Dear Mr. Dad: My girlfriend and I talked many times about children and mutually decided not to have any. However, without telling me, she changed her mind and got pregnant. I have absolutely no interest in being a father or raising children, but she’s threatening to come after me for child support. Is there anything I can do to stop her?

A: The short answer to your question is no, there’s nothing you can do to stop her. Society’s reaction to any man who gets a woman pregnant—even if he was lied to about her intentions—is basically, “Tough #$!%, buddy, if you didn’t want kids, you should have used a condom or had a vasectomy.” The legal system’s reaction is pretty much the same: If you and your girlfriend break up (and I can’t imagine how you could possibly stay together after such a major breach of trust), and she chooses to keep the baby, you’re on the hook for 18 years of child support for a child you never wanted.
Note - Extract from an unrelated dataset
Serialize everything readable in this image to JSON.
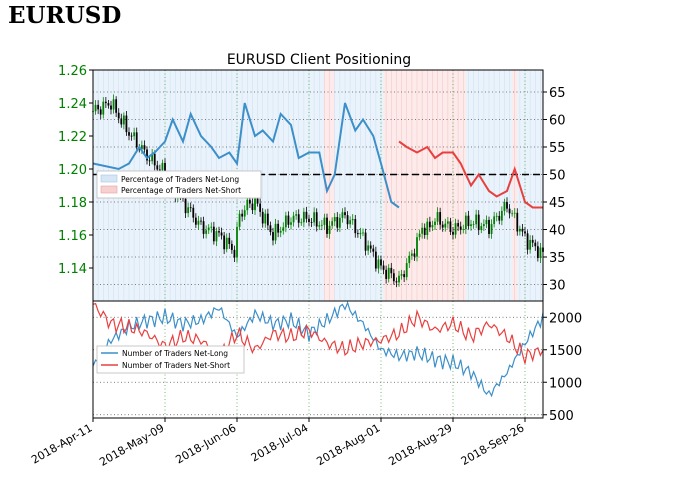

Plus, as an added bonus, you’ll be forced to have an ongoing relationship with a woman you’d probably just as soon never hear from again.

Bottom line: She can do whatever she wants and you have no say in it at all.
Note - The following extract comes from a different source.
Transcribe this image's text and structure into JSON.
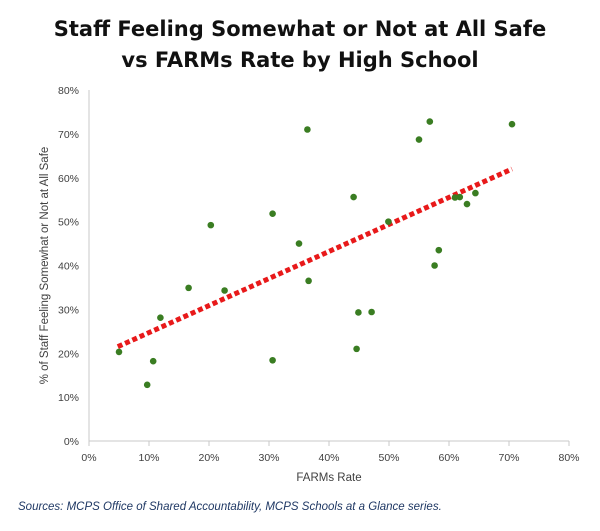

Let’s be clear. I’m in no way suggesting that you should have the right to force your girlfriend to have an abortion—that would be barbaric. Nor am I suggesting that you should have the right to force her to have the child if the situation were reversed and you wanted the baby but she didn’t. I’m just pointing out that in all the politically charged debates between the Pro Choice and Pro Life camps, we’ve forgotten (or, worse, maybe never even realized) that men, too, are deeply affected by the reproductive choices women make. The phrase “a woman’s right to choose” usually means her right to have an abortion. But having the right not to become a parent includes the right to become one if she chooses.

Neither of these seemingly fundamental rights, however, apparently applies to men. The same laws that protect your girlfriend’s parental choices also allow her to either force you to become a father against your will or deprive you of your right to become one if you so choose.

So what can you do? One possible answer comes from Sweden. A group called the Liberal Youth of Sweden recently proposed legislation that would give men the right to what you might call a “legal abortion.” Under the proposed law, a man would have until the 18th week of the pregnancy to give up any right to visit his child—and he would be legally exempt from paying any child support. In situations like yours, this approach seems quite fair to me. But it’s meeting with a lot of resistance in that otherwise-very-progressive country.

Because pregnancy, childbirth, and abortion physically affect women more than men, ultimately, women should have 51% of the votes. But you should have the opportunity to participate in the decision-making process, to express how having—or not having—a child will affect you, and to try to convince your girlfriend that you’re right while also giving her a chance to convince you that she’s right.

I doubt that either of you will change the other’s mind. But perhaps you can convince her to try the Swedish approach. If she’s open to the idea, you’ll need to see a good lawyer to determine whether such an agreement would be legally binding in your state.